Sergeant pestered junior colleague on social media
Getty ImagesA police sergeant who pestered a junior colleague on social media and joked about having children with her would have been sacked had he not resigned, a misconduct panel found.
Paul Bentley worked for Thames Valley Police (TVP) in a Berkshire neighbourhood policing team when the woman, who was still in her probationary period, joined his team in December 2023.
They became friends but the police constable said the friendship became too much, with Bentley regularly liking her posts and messaging her on Snapchat and Instagram and asking her to hug him.
He quit TVP in April 2025 but a panel overseeing a misconduct hearing found he had committed gross misconduct and would have been dismissed.

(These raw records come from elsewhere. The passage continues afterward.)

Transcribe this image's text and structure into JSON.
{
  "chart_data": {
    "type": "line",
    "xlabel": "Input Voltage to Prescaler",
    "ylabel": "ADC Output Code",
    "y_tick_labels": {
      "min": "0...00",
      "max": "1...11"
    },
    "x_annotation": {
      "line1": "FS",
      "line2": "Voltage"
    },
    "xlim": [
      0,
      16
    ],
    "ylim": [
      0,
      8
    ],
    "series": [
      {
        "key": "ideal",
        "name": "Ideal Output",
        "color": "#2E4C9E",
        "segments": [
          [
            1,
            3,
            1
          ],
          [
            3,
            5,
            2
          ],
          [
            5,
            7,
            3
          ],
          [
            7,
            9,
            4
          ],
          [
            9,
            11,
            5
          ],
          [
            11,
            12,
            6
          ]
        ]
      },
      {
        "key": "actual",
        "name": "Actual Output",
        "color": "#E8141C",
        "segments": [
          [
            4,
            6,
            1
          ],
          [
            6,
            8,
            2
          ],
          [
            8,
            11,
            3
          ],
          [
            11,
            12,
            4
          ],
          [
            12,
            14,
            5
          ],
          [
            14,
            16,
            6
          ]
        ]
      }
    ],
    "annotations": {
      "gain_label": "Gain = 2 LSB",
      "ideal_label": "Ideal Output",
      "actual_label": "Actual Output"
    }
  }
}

Bentley accepted he had regularly liked and commented on the officer's posts on social media, including one that read: "OMG you look amazing."

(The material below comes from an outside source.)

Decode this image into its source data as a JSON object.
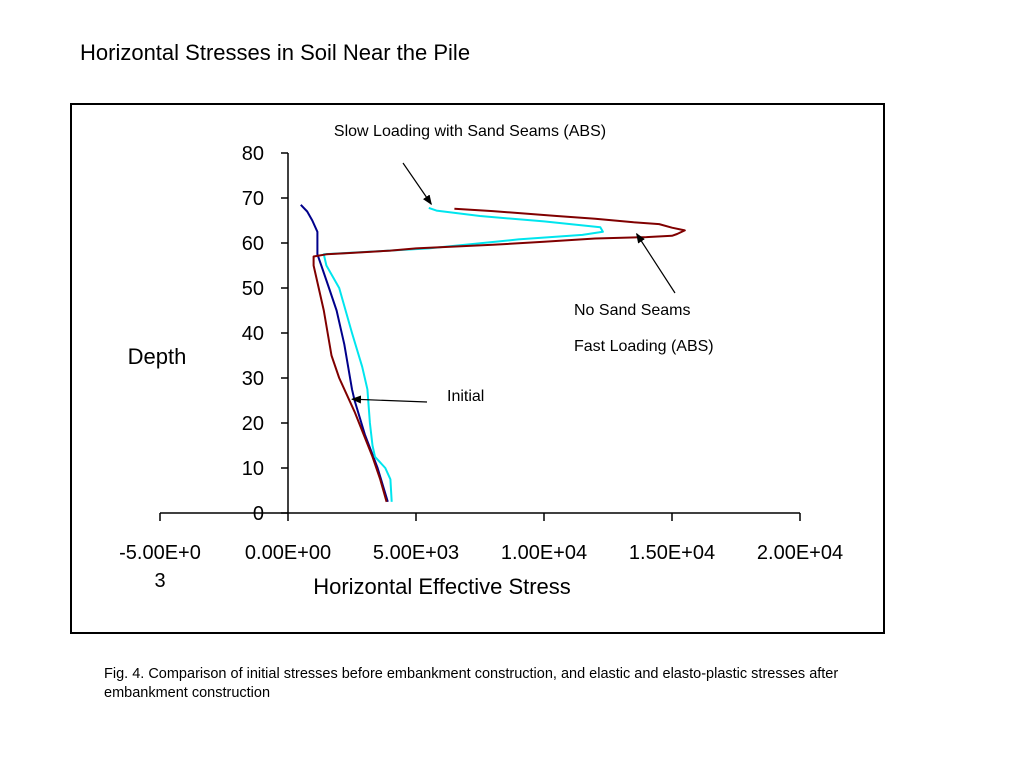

He accepted he had regularly messaged her when off duty, had "sent a higher ratio of messages to [his colleague] than [her] and he admitted that his messaging had become 'too much'", the panel said.
The woman said that comment, along with other jokes Bentley made about the pair living together and having children, made her feel uncomfortable.
Bentley, who joined TVP in 2010 and was promoted to the role of sergeant in 2019, accepted his behaviour was misconduct but denied it amounted to gross misconduct.
He accepted he "overstepped" his role as the woman's supervisor and that if he was in the same position again, he would do things differently.
The panel found the woman's welfare should have been "put front and central" by Bentley but instead "she found herself the subject of a repeated, unwanted course of conduct".
It said Bentley "failed in his duty to be a role model", that his behaviour had lasted for months and that it was "repeated and sustained".
But it accepted it was "not malicious or sexually motivated".
The TVP hearing took place in April but the outcome was published on Friday.